NoaFX Tutorial

1.5 Market sentiments that traders react to

As we have understood from our earlier topic that supply and demand are the two factors or forces that affect the forex market. One key to understanding movements in the forex market is to understand what are the actual forces that affect the levels of supply and demand. Let us therefore understand the different factors that continually affect these two omnipresent forces.

Supply and Demand are purely driven by the perception of the market. When the market perceives the current value of a currency is of better value than what it was before, they will be more willing to acquire the currency. Likewise, when the market perceives that the current currency (asset) is worth less than what it was when they had since purchased it or was before, they might be less than willing to acquire it, or even hold on to their assets if they had already bought it.

There are countless different factors that may indirectly affect the "perception" or judgmental abilities of the market. However, on a direct front, various forces like the business environment, stock market, political factors, and economic data are determinants to the behavior of supply and demand.

The different environments in which a business would function are collectively defined as its business environment. These environments are the social, technological, economic and political environments. The business environment would greatly affect different aspects of business. These would include organizational decisions, business strategies, different processes, and economic/business performance.
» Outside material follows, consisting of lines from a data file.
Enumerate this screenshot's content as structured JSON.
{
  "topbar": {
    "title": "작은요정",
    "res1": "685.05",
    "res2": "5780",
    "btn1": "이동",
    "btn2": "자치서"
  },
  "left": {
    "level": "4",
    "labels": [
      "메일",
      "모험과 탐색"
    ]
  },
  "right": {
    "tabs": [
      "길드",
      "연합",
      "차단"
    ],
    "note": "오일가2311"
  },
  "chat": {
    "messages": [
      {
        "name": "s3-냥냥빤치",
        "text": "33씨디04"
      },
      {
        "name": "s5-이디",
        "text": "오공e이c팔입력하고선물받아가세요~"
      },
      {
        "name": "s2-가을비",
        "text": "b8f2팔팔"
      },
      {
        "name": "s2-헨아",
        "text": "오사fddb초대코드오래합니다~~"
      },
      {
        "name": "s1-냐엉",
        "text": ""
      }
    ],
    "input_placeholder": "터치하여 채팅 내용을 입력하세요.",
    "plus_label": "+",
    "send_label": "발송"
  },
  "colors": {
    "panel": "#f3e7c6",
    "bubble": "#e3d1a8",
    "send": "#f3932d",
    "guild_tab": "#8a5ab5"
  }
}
Positive indications would increase the supply and demand for a specific country's currency. Government policies affect currency movements. There are countries where trade can be fairly regulated by government agencies. Competitive advantages also affect currency demand and relative investments in a given currency. Market size is also a defining factor. The more enterprises that invest in a certain country or territory the demand for such currency also increases.

The stock market is definitely related to certain degree by the business environment. A stock market is quite simply an exchange where stocks of multiple different entities are being traded. Company stocks are capital that is raised by a corporation by its distribution of a number of portions in the company's capital. Owners of the said stocks receive dividends or profits to the portion of the value of the company. Movements in the stock market are correlated to the currency rates. Major stock indices provide a good daily glimpse at the changing moods of the business environment and in turn affect a currency's supply and demand.
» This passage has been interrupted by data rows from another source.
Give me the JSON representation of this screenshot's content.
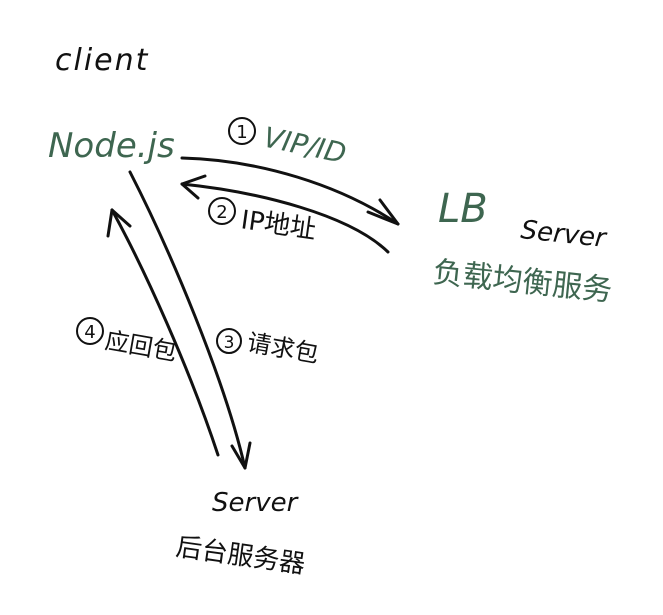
{
  "colors": {
    "ink": "#111111",
    "green": "#3e6650"
  },
  "labels": {
    "client": "client",
    "nodejs": "Node.js",
    "lb": "LB",
    "lb_server": "Server",
    "lb_cn": "负载均衡服务",
    "backend_server": "Server",
    "backend_cn": "后台服务器"
  },
  "steps": [
    {
      "num": "1",
      "text": "VIP/ID"
    },
    {
      "num": "2",
      "text": "IP地址"
    },
    {
      "num": "3",
      "text": "请求包"
    },
    {
      "num": "4",
      "text": "应回包"
    }
  ]
}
Exchange rates and currency supply and demand are heavily influenced by the different political factors. New governments who are sworn-in cause anticipation when replacing overthrown powers and cause political instability which affect investment considerations. Substantial rises or drops in investments in certain countries become beacons to the exchange rates and also in the forex market.
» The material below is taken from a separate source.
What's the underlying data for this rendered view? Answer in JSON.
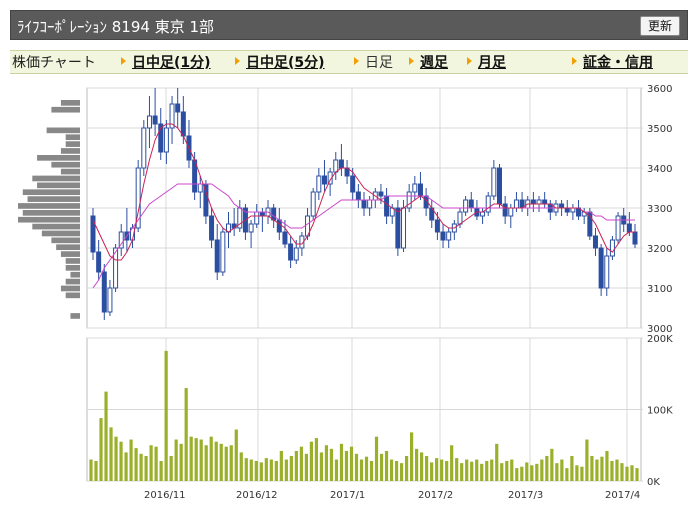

Different events or political conditions in different governments affect the rise and drop in investor confidence which affects investments and of course, overall currency flows.

The other most important and commonly used indicator is Economic data. Different economic data not only reflects the condition of a country's economy, but it also affects the supply and demand in the currency exchange market. When a key financial or economic statement is due from one of the major players in the global economy; you can anticipate an effect on the currency exchange markets. These financial statements include reports of the nation's GDP or Gross Domestic Product, inflation, unemployment levels, trade deficits etc.

A lot of these information are given out on a regular basis at prearranged dates, and you will see significant volatility in the foreign exchange markets at the point of data release. Labor reports such as payrolls, employment/unemployment rates and hourly earnings show productivity in the labor sector. Other items in economic data like Gross Domestic Product (GDP), Producer Price Indices (PPI), International Trade, Consumer Confidence, Productivity, and Consumer Price Indices also affect a country's currency exchange rates and supply and demand.

Confidence is what drives perception about a certain currency and it is this perception that creates supply and demand which will cause exchange rates to fluctuate.